The Overlook proposal drew opposition in part because Falls Road and Northern Parkway is considered an auto-oversaturated failing intersection, and area residents were afraid another 148 apartments would add to the traffic congestion.
Many of the residents at the proposed assisted living development would not drive, and those who do drive would not go in and out very much.
Claiborne’s plans indicate that its development would have just one way in, from Northern Parkway, and there are no other roads planned either for construction or upon completion. Blue Ocean had proposed entrances and exits from both Northern Parkway and Falls Road.
Andy Niazy, chair of the land use and zoning committee for the Roland Park Civic League, said Claiborne is proposing a surface parking lot rather than the structured parking proposed for The Overlook. He said Claiborne estimates that 85% of its residents won’t drive and most of its 50 employees spread over three shifts will use public transportation to get to work.
The proposed building would be about 63 feet above Northern Parkway, compared to Blue Ocean’s plan for a building rising 89 feet, and the residences will be single rooms rather than apartments. Although it will be about the same height as The Falls at Roland Park, “it’s roughly 25 to 30 feet shorter than the last building,” Niazy said.
Claiborne is also willing to sign a memorandum of understanding with the neighborhoods stipulating that it won’t develop six acres of the site it would be acquiring from Blue Ocean, Niazy added.
John Marc Tolson Architecture of Bedford, Texas, is the architect.
Claiborne representatives did not respond to requests for information.

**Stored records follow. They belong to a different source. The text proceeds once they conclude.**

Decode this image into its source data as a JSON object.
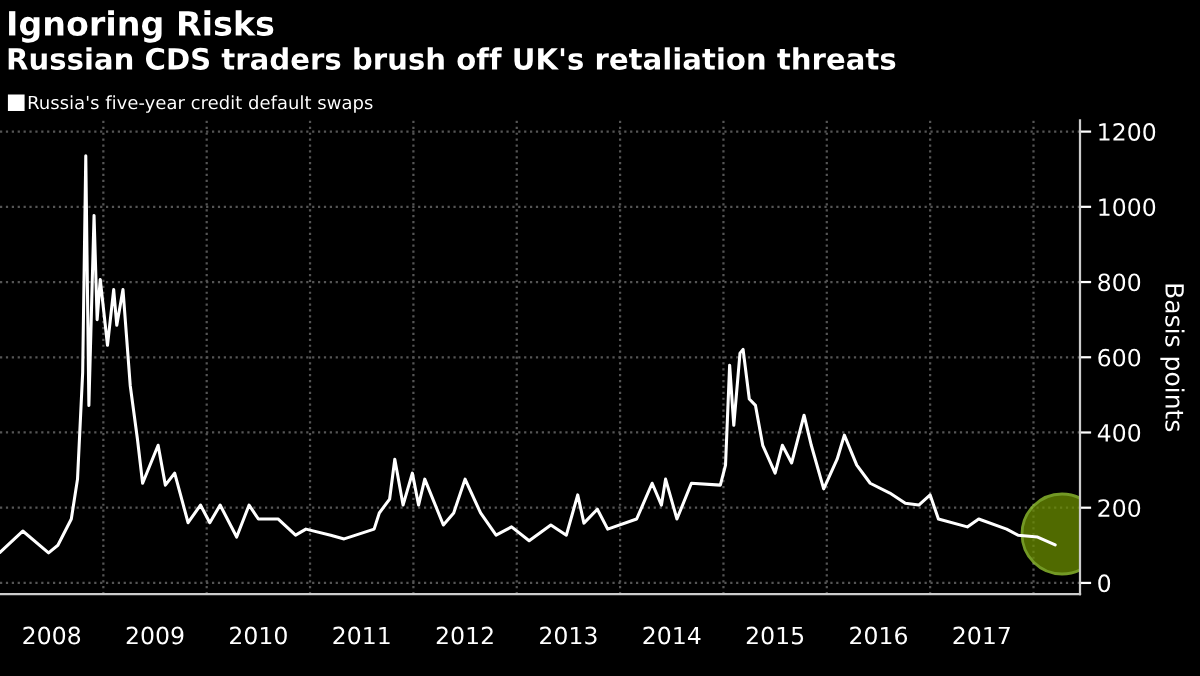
{
  "chart_data": {
    "type": "line",
    "title": "Ignoring Risks",
    "subtitle": "Russian CDS traders brush off UK's retaliation threats",
    "ylabel": "Basis points",
    "x": [
      2008.0,
      2008.22,
      2008.47,
      2008.56,
      2008.69,
      2008.75,
      2008.8,
      2008.83,
      2008.86,
      2008.91,
      2008.94,
      2008.97,
      2009.04,
      2009.1,
      2009.13,
      2009.19,
      2009.26,
      2009.33,
      2009.38,
      2009.53,
      2009.6,
      2009.69,
      2009.82,
      2009.94,
      2010.03,
      2010.13,
      2010.29,
      2010.41,
      2010.5,
      2010.69,
      2010.86,
      2010.96,
      2011.2,
      2011.33,
      2011.62,
      2011.67,
      2011.77,
      2011.82,
      2011.9,
      2011.99,
      2012.05,
      2012.11,
      2012.29,
      2012.39,
      2012.5,
      2012.65,
      2012.8,
      2012.95,
      2013.12,
      2013.33,
      2013.48,
      2013.59,
      2013.65,
      2013.78,
      2013.88,
      2014.16,
      2014.31,
      2014.4,
      2014.44,
      2014.55,
      2014.69,
      2014.97,
      2015.02,
      2015.06,
      2015.1,
      2015.16,
      2015.19,
      2015.25,
      2015.31,
      2015.38,
      2015.5,
      2015.57,
      2015.66,
      2015.78,
      2015.85,
      2015.97,
      2016.1,
      2016.17,
      2016.29,
      2016.42,
      2016.61,
      2016.76,
      2016.89,
      2017.0,
      2017.08,
      2017.36,
      2017.47,
      2017.74,
      2017.85,
      2018.04,
      2018.21
    ],
    "series": [
      {
        "name": "Russia's five-year credit default swaps",
        "color": "#ffffff",
        "values": [
          81,
          138,
          80,
          100,
          170,
          276,
          560,
          1136,
          472,
          977,
          700,
          807,
          632,
          780,
          685,
          780,
          525,
          382,
          265,
          366,
          260,
          292,
          160,
          207,
          160,
          207,
          122,
          207,
          170,
          170,
          127,
          143,
          127,
          117,
          143,
          186,
          223,
          329,
          207,
          292,
          207,
          276,
          154,
          186,
          276,
          186,
          127,
          149,
          112,
          154,
          127,
          234,
          159,
          196,
          143,
          170,
          265,
          207,
          276,
          170,
          265,
          260,
          313,
          579,
          419,
          611,
          621,
          489,
          472,
          366,
          292,
          366,
          319,
          446,
          366,
          250,
          329,
          393,
          313,
          265,
          239,
          212,
          207,
          234,
          170,
          149,
          170,
          143,
          127,
          122,
          101
        ]
      }
    ],
    "xlim": [
      2008,
      2018.45
    ],
    "ylim": [
      -30,
      1230
    ],
    "xticks": [
      {
        "value": 2008.5,
        "label": "2008"
      },
      {
        "value": 2009,
        "label": null
      },
      {
        "value": 2009.5,
        "label": "2009"
      },
      {
        "value": 2010,
        "label": null
      },
      {
        "value": 2010.5,
        "label": "2010"
      },
      {
        "value": 2011,
        "label": null
      },
      {
        "value": 2011.5,
        "label": "2011"
      },
      {
        "value": 2012,
        "label": null
      },
      {
        "value": 2012.5,
        "label": "2012"
      },
      {
        "value": 2013,
        "label": null
      },
      {
        "value": 2013.5,
        "label": "2013"
      },
      {
        "value": 2014,
        "label": null
      },
      {
        "value": 2014.5,
        "label": "2014"
      },
      {
        "value": 2015,
        "label": null
      },
      {
        "value": 2015.5,
        "label": "2015"
      },
      {
        "value": 2016,
        "label": null
      },
      {
        "value": 2016.5,
        "label": "2016"
      },
      {
        "value": 2017,
        "label": null
      },
      {
        "value": 2017.5,
        "label": "2017"
      },
      {
        "value": 2018,
        "label": null
      }
    ],
    "yticks": [
      0,
      200,
      400,
      600,
      800,
      1000,
      1200
    ],
    "grid": true,
    "legend": "top left",
    "marker": "none",
    "line_style": "solid"
  }
}
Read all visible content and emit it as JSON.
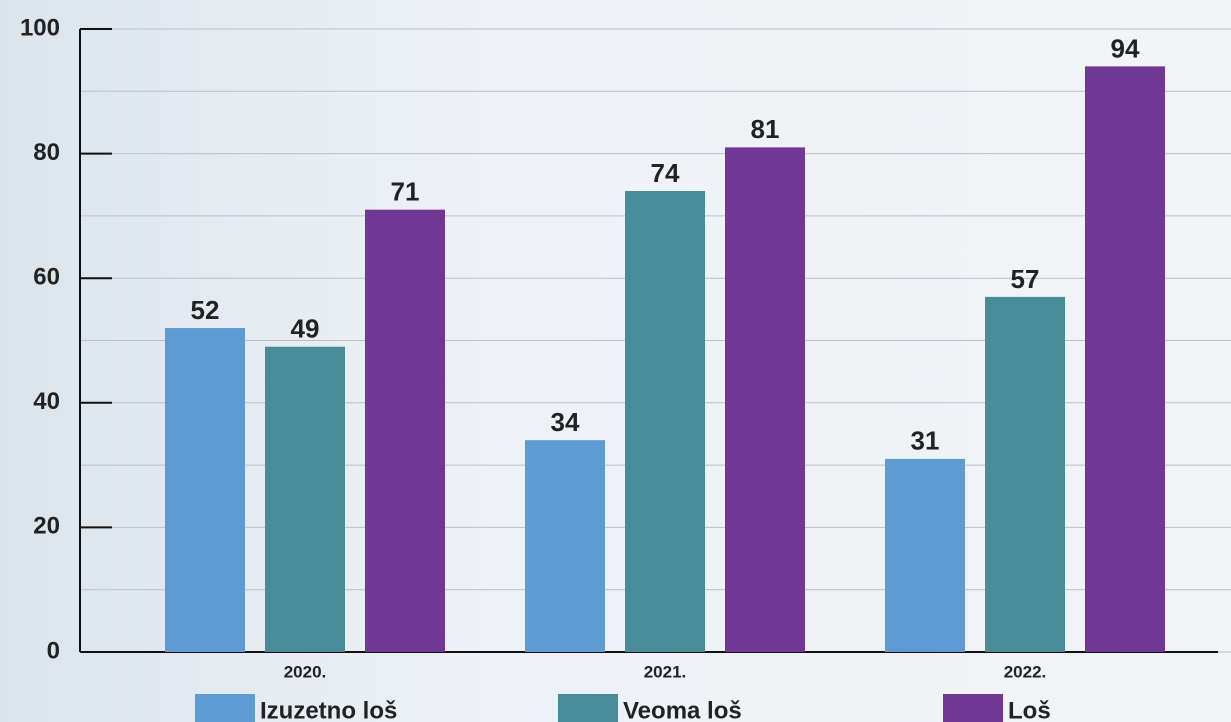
{
  "chart_data": {
    "type": "bar",
    "categories": [
      "2020.",
      "2021.",
      "2022."
    ],
    "series": [
      {
        "name": "Izuzetno loš",
        "color": "#5e9bd3",
        "values": [
          52,
          34,
          31
        ]
      },
      {
        "name": "Veoma loš",
        "color": "#478c96",
        "values": [
          49,
          74,
          57
        ]
      },
      {
        "name": "Loš",
        "color": "#713794",
        "values": [
          71,
          81,
          94
        ]
      }
    ],
    "ylim": [
      0,
      100
    ],
    "yticks": [
      0,
      20,
      40,
      60,
      80,
      100
    ],
    "minor_yticks": [
      10,
      30,
      50,
      70,
      90
    ],
    "grid": true,
    "legend": "bottom"
  }
}
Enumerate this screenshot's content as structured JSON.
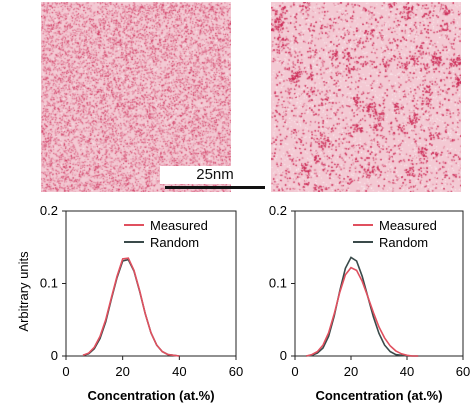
{
  "scale_bar": {
    "label": "25nm"
  },
  "colors": {
    "measured": "#e0505f",
    "random": "#3a4a4a",
    "micro_base": "#f3c9d3",
    "micro_speck": "#d3345a"
  },
  "chart_data": [
    {
      "type": "line",
      "xlabel": "Concentration (at.%)",
      "ylabel": "Arbitrary units",
      "xlim": [
        0,
        60
      ],
      "ylim": [
        0,
        0.2
      ],
      "xticks": [
        "0",
        "20",
        "40",
        "60"
      ],
      "yticks": [
        "0",
        "0.1",
        "0.2"
      ],
      "legend": "top-right",
      "series": [
        {
          "name": "Measured",
          "x": [
            6,
            8,
            10,
            12,
            14,
            16,
            18,
            20,
            22,
            24,
            26,
            28,
            30,
            32,
            34,
            36,
            38,
            40
          ],
          "y": [
            0.001,
            0.004,
            0.012,
            0.027,
            0.05,
            0.08,
            0.11,
            0.134,
            0.135,
            0.118,
            0.09,
            0.058,
            0.032,
            0.015,
            0.006,
            0.002,
            0.001,
            0.0
          ]
        },
        {
          "name": "Random",
          "x": [
            6,
            8,
            10,
            12,
            14,
            16,
            18,
            20,
            22,
            24,
            26,
            28,
            30,
            32,
            34,
            36,
            38,
            40
          ],
          "y": [
            0.001,
            0.003,
            0.01,
            0.024,
            0.047,
            0.078,
            0.108,
            0.131,
            0.133,
            0.117,
            0.089,
            0.058,
            0.032,
            0.015,
            0.006,
            0.002,
            0.001,
            0.0
          ]
        }
      ]
    },
    {
      "type": "line",
      "xlabel": "Concentration (at.%)",
      "ylabel": "",
      "xlim": [
        0,
        60
      ],
      "ylim": [
        0,
        0.2
      ],
      "xticks": [
        "0",
        "20",
        "40",
        "60"
      ],
      "yticks": [
        "0",
        "0.1",
        "0.2"
      ],
      "legend": "top-right",
      "series": [
        {
          "name": "Measured",
          "x": [
            4,
            6,
            8,
            10,
            12,
            14,
            16,
            18,
            20,
            22,
            24,
            26,
            28,
            30,
            32,
            34,
            36,
            38,
            40,
            42,
            44
          ],
          "y": [
            0.0,
            0.002,
            0.006,
            0.015,
            0.032,
            0.058,
            0.088,
            0.112,
            0.122,
            0.118,
            0.103,
            0.082,
            0.06,
            0.04,
            0.025,
            0.014,
            0.007,
            0.003,
            0.001,
            0.0,
            0.0
          ]
        },
        {
          "name": "Random",
          "x": [
            4,
            6,
            8,
            10,
            12,
            14,
            16,
            18,
            20,
            22,
            24,
            26,
            28,
            30,
            32,
            34,
            36,
            38,
            40,
            42,
            44
          ],
          "y": [
            0.0,
            0.001,
            0.004,
            0.011,
            0.027,
            0.055,
            0.09,
            0.121,
            0.136,
            0.131,
            0.11,
            0.082,
            0.054,
            0.031,
            0.015,
            0.006,
            0.002,
            0.001,
            0.0,
            0.0,
            0.0
          ]
        }
      ]
    }
  ]
}
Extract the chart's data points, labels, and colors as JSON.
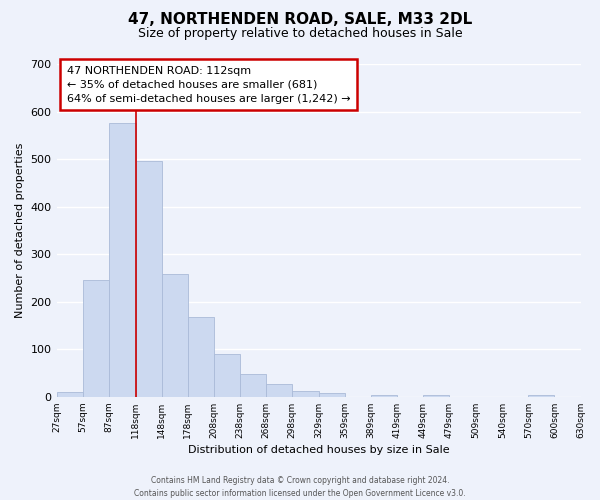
{
  "title": "47, NORTHENDEN ROAD, SALE, M33 2DL",
  "subtitle": "Size of property relative to detached houses in Sale",
  "xlabel": "Distribution of detached houses by size in Sale",
  "ylabel": "Number of detached properties",
  "bar_color": "#ccd9f0",
  "bar_edge_color": "#aabbd8",
  "bin_edges": [
    27,
    57,
    87,
    118,
    148,
    178,
    208,
    238,
    268,
    298,
    329,
    359,
    389,
    419,
    449,
    479,
    509,
    540,
    570,
    600,
    630
  ],
  "bar_heights": [
    10,
    245,
    575,
    495,
    258,
    168,
    90,
    47,
    27,
    12,
    8,
    0,
    3,
    0,
    4,
    0,
    0,
    0,
    3,
    0
  ],
  "tick_labels": [
    "27sqm",
    "57sqm",
    "87sqm",
    "118sqm",
    "148sqm",
    "178sqm",
    "208sqm",
    "238sqm",
    "268sqm",
    "298sqm",
    "329sqm",
    "359sqm",
    "389sqm",
    "419sqm",
    "449sqm",
    "479sqm",
    "509sqm",
    "540sqm",
    "570sqm",
    "600sqm",
    "630sqm"
  ],
  "ylim": [
    0,
    700
  ],
  "yticks": [
    0,
    100,
    200,
    300,
    400,
    500,
    600,
    700
  ],
  "vline_x": 118,
  "vline_color": "#cc0000",
  "annotation_line1": "47 NORTHENDEN ROAD: 112sqm",
  "annotation_line2": "← 35% of detached houses are smaller (681)",
  "annotation_line3": "64% of semi-detached houses are larger (1,242) →",
  "footer_line1": "Contains HM Land Registry data © Crown copyright and database right 2024.",
  "footer_line2": "Contains public sector information licensed under the Open Government Licence v3.0.",
  "background_color": "#eef2fb",
  "plot_bg_color": "#eef2fb",
  "grid_color": "#ffffff",
  "title_fontsize": 11,
  "subtitle_fontsize": 9
}
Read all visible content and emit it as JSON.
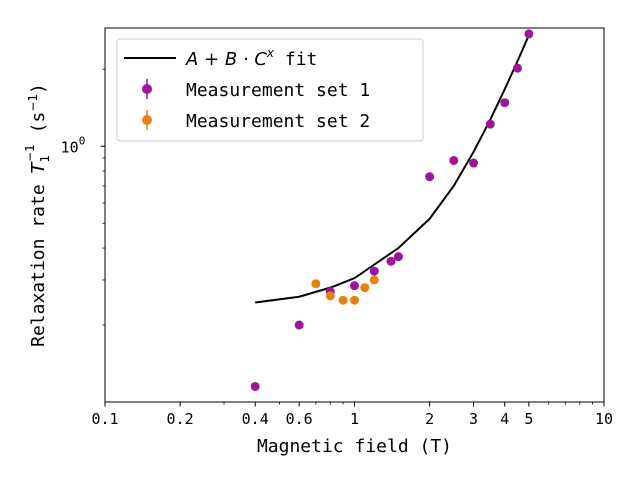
{
  "chart_data": {
    "type": "scatter",
    "title": "",
    "xlabel": "Magnetic field (T)",
    "ylabel_main": "Relaxation rate ",
    "ylabel_sym": "T",
    "ylabel_sub": "1",
    "ylabel_sup": "−1",
    "ylabel_units": " (s",
    "ylabel_units_sup": "−1",
    "ylabel_units_close": ")",
    "x_scale": "log",
    "y_scale": "log",
    "xlim": [
      0.1,
      10
    ],
    "ylim": [
      0.1,
      2.9
    ],
    "x_ticks": [
      0.1,
      0.2,
      0.4,
      0.6,
      1,
      2,
      3,
      4,
      5,
      10
    ],
    "x_tick_labels": [
      "0.1",
      "0.2",
      "0.4",
      "0.6",
      "1",
      "2",
      "3",
      "4",
      "5",
      "10"
    ],
    "y_ticks": [
      1.0
    ],
    "y_tick_base": "10",
    "y_tick_exp": "0",
    "grid": false,
    "legend_position": "top-left",
    "fit": {
      "name_math": "A + B · C",
      "name_sup": "x",
      "name_suffix": " fit",
      "color": "#000000",
      "x": [
        0.4,
        0.6,
        0.8,
        1.0,
        1.5,
        2.0,
        2.5,
        3.0,
        3.5,
        4.0,
        4.5,
        5.0
      ],
      "y": [
        0.245,
        0.258,
        0.28,
        0.305,
        0.4,
        0.52,
        0.7,
        0.95,
        1.27,
        1.67,
        2.15,
        2.72
      ]
    },
    "series": [
      {
        "name": "Measurement set 1",
        "color": "#9b169b",
        "x": [
          0.4,
          0.6,
          0.8,
          1.0,
          1.2,
          1.4,
          1.5,
          2.0,
          2.5,
          3.0,
          3.5,
          4.0,
          4.5,
          5.0
        ],
        "y": [
          0.115,
          0.2,
          0.27,
          0.285,
          0.325,
          0.355,
          0.37,
          0.76,
          0.88,
          0.86,
          1.22,
          1.48,
          2.02,
          2.75
        ]
      },
      {
        "name": "Measurement set 2",
        "color": "#e8820e",
        "x": [
          0.7,
          0.8,
          0.9,
          1.0,
          1.1,
          1.2
        ],
        "y": [
          0.29,
          0.26,
          0.25,
          0.25,
          0.28,
          0.3
        ]
      }
    ]
  }
}
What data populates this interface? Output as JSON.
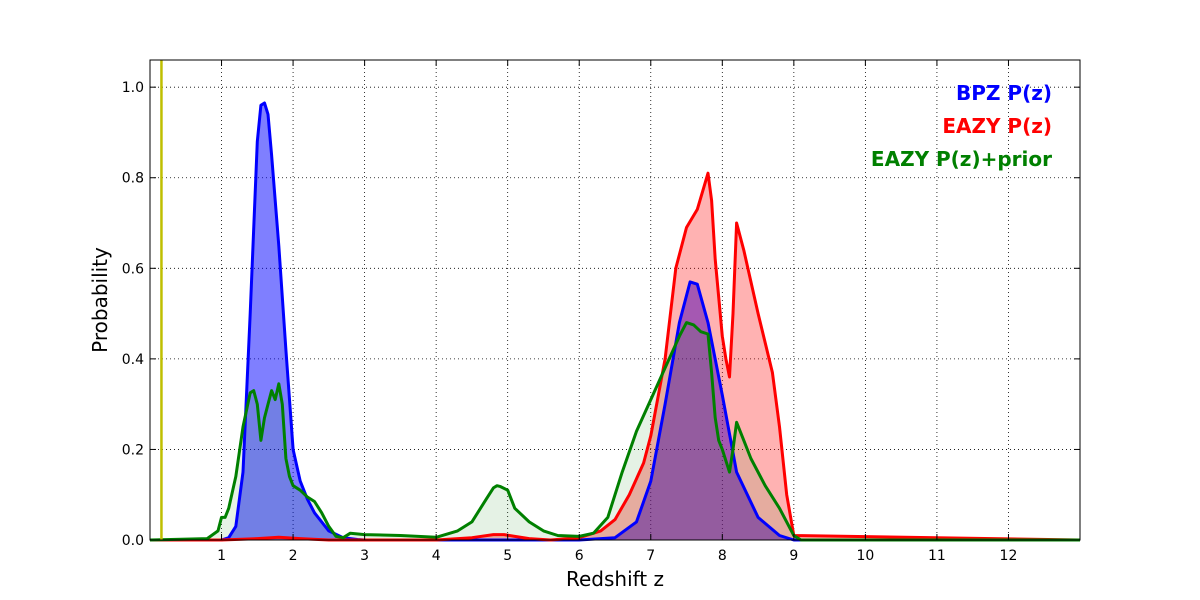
{
  "chart_data": {
    "type": "area",
    "xlabel": "Redshift z",
    "ylabel": "Probability",
    "xlim": [
      0,
      13
    ],
    "ylim": [
      0,
      1.06
    ],
    "xticks": [
      1,
      2,
      3,
      4,
      5,
      6,
      7,
      8,
      9,
      10,
      11,
      12
    ],
    "yticks": [
      0.0,
      0.2,
      0.4,
      0.6,
      0.8,
      1.0
    ],
    "ytick_labels": [
      "0.0",
      "0.2",
      "0.4",
      "0.6",
      "0.8",
      "1.0"
    ],
    "grid": true,
    "legend_position": "top-right",
    "vline": {
      "x": 0.16,
      "color": "#bfbf00"
    },
    "series": [
      {
        "name": "BPZ P(z)",
        "color": "#0000ff",
        "fill": "#0000ff",
        "fill_opacity": 0.5,
        "x": [
          0,
          1.0,
          1.1,
          1.2,
          1.3,
          1.4,
          1.5,
          1.55,
          1.6,
          1.65,
          1.7,
          1.8,
          1.9,
          2.0,
          2.1,
          2.2,
          2.3,
          2.5,
          2.7,
          2.9,
          3.0,
          6.0,
          6.5,
          6.8,
          7.0,
          7.2,
          7.4,
          7.55,
          7.65,
          7.8,
          8.0,
          8.2,
          8.5,
          8.8,
          9.0,
          13.0
        ],
        "y": [
          0,
          0,
          0.005,
          0.03,
          0.15,
          0.5,
          0.88,
          0.96,
          0.965,
          0.94,
          0.85,
          0.65,
          0.42,
          0.2,
          0.13,
          0.09,
          0.06,
          0.02,
          0.005,
          0.001,
          0,
          0,
          0.005,
          0.04,
          0.13,
          0.3,
          0.48,
          0.57,
          0.565,
          0.48,
          0.32,
          0.15,
          0.05,
          0.01,
          0,
          0
        ]
      },
      {
        "name": "EAZY P(z)",
        "color": "#ff0000",
        "fill": "#ff0000",
        "fill_opacity": 0.3,
        "x": [
          0,
          1.0,
          1.5,
          1.8,
          2.1,
          2.5,
          3.0,
          4.0,
          4.5,
          4.8,
          4.95,
          5.1,
          5.3,
          5.6,
          6.0,
          6.3,
          6.5,
          6.7,
          6.9,
          7.0,
          7.2,
          7.35,
          7.5,
          7.65,
          7.8,
          7.85,
          7.9,
          8.0,
          8.05,
          8.1,
          8.15,
          8.2,
          8.3,
          8.5,
          8.7,
          8.8,
          8.9,
          9.0,
          13.0
        ],
        "y": [
          0,
          0,
          0.003,
          0.006,
          0.003,
          0,
          0,
          0,
          0.005,
          0.012,
          0.012,
          0.008,
          0.003,
          0,
          0.005,
          0.02,
          0.045,
          0.1,
          0.17,
          0.23,
          0.4,
          0.6,
          0.69,
          0.73,
          0.81,
          0.75,
          0.62,
          0.45,
          0.4,
          0.36,
          0.5,
          0.7,
          0.64,
          0.5,
          0.37,
          0.25,
          0.1,
          0.01,
          0
        ]
      },
      {
        "name": "EAZY P(z)+prior",
        "color": "#008000",
        "fill": "#008000",
        "fill_opacity": 0.1,
        "x": [
          0,
          0.8,
          0.95,
          1.0,
          1.05,
          1.1,
          1.2,
          1.3,
          1.4,
          1.45,
          1.5,
          1.55,
          1.6,
          1.65,
          1.7,
          1.75,
          1.8,
          1.85,
          1.9,
          1.95,
          2.0,
          2.1,
          2.2,
          2.3,
          2.4,
          2.5,
          2.6,
          2.7,
          2.8,
          3.0,
          3.5,
          4.0,
          4.3,
          4.5,
          4.7,
          4.8,
          4.85,
          4.9,
          5.0,
          5.1,
          5.3,
          5.5,
          5.7,
          6.0,
          6.2,
          6.4,
          6.6,
          6.8,
          7.0,
          7.2,
          7.4,
          7.5,
          7.6,
          7.7,
          7.8,
          7.85,
          7.9,
          7.95,
          8.0,
          8.1,
          8.15,
          8.2,
          8.3,
          8.4,
          8.6,
          8.8,
          9.0,
          9.1,
          13.0
        ],
        "y": [
          0,
          0.003,
          0.02,
          0.05,
          0.05,
          0.07,
          0.14,
          0.25,
          0.325,
          0.33,
          0.3,
          0.22,
          0.27,
          0.3,
          0.33,
          0.31,
          0.345,
          0.3,
          0.18,
          0.14,
          0.12,
          0.11,
          0.095,
          0.085,
          0.06,
          0.03,
          0.008,
          0.005,
          0.015,
          0.012,
          0.01,
          0.006,
          0.02,
          0.04,
          0.09,
          0.115,
          0.12,
          0.118,
          0.11,
          0.07,
          0.04,
          0.02,
          0.01,
          0.008,
          0.015,
          0.05,
          0.15,
          0.24,
          0.31,
          0.38,
          0.45,
          0.48,
          0.475,
          0.46,
          0.455,
          0.37,
          0.27,
          0.22,
          0.2,
          0.15,
          0.2,
          0.26,
          0.22,
          0.18,
          0.12,
          0.07,
          0.01,
          0,
          0
        ]
      }
    ],
    "legend": [
      {
        "label": "BPZ P(z)",
        "color": "#0000ff"
      },
      {
        "label": "EAZY P(z)",
        "color": "#ff0000"
      },
      {
        "label": "EAZY P(z)+prior",
        "color": "#008000"
      }
    ]
  }
}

According to its website, Claiborne is a family-owned company that offers a “luxury retirement lifestyle.” Its website lists 11 developments in four states: Georgia, Louisiana, South Carolina and Mississippi.
Contested in Court
In challenging Blue Ocean’s Overlook project, community residents argued that the land is governed by zoning restrictions that permit buildings to rise no more than 35 feet, and that Baltimore’s Planning Commission and City Council acted improperly in approving plans for a building that would rise 89 feet.
Three different parties filed suit to have the approval vacated, and the case is currently before Maryland’s Court of Special Appeals.
It’s one of several recent challenges to decisions made by the city’s Planning Commission under former mayors Catherine Pugh and Bernard C. “Jack” Young, with other challenges coming from residents of Woodberry and Mount Vernon.
Based in Baltimore County, Blue Ocean controls 3,000 multifamily units and more than three million square feet of office and retail space.
Founder and CEO Ehrenfeld has been a prolific giver to local politicians. He’s used various LLCs controlled by Blue Ocean to funnel more than $10,000 to Baltimore County Executive Johnny Olszewski Jr., $3,000 to Baltimore County Councilman Israel “Izzy” Patoka, and $1,000 each to Governor Larry Hogan and then City Councilman Nick Mosby.
He and his companies have held fundraisers for Northwest Councilman Isaac “Yitzy” Schleifer and 41st District Delegate Dalya Attar as well as contributed to Baltimore’s last four mayors, including $1,000 to Brandon Scott after he won the Democratic Party mayoral primary.
An attorney for Blue Ocean did not respond to a request for information about the pending sale.
Niazy said Claiborne has a 30-day “due diligence” period to study the site, meet with area residents and decide whether to proceed with its project.
• Mark Reutter contributed to this article.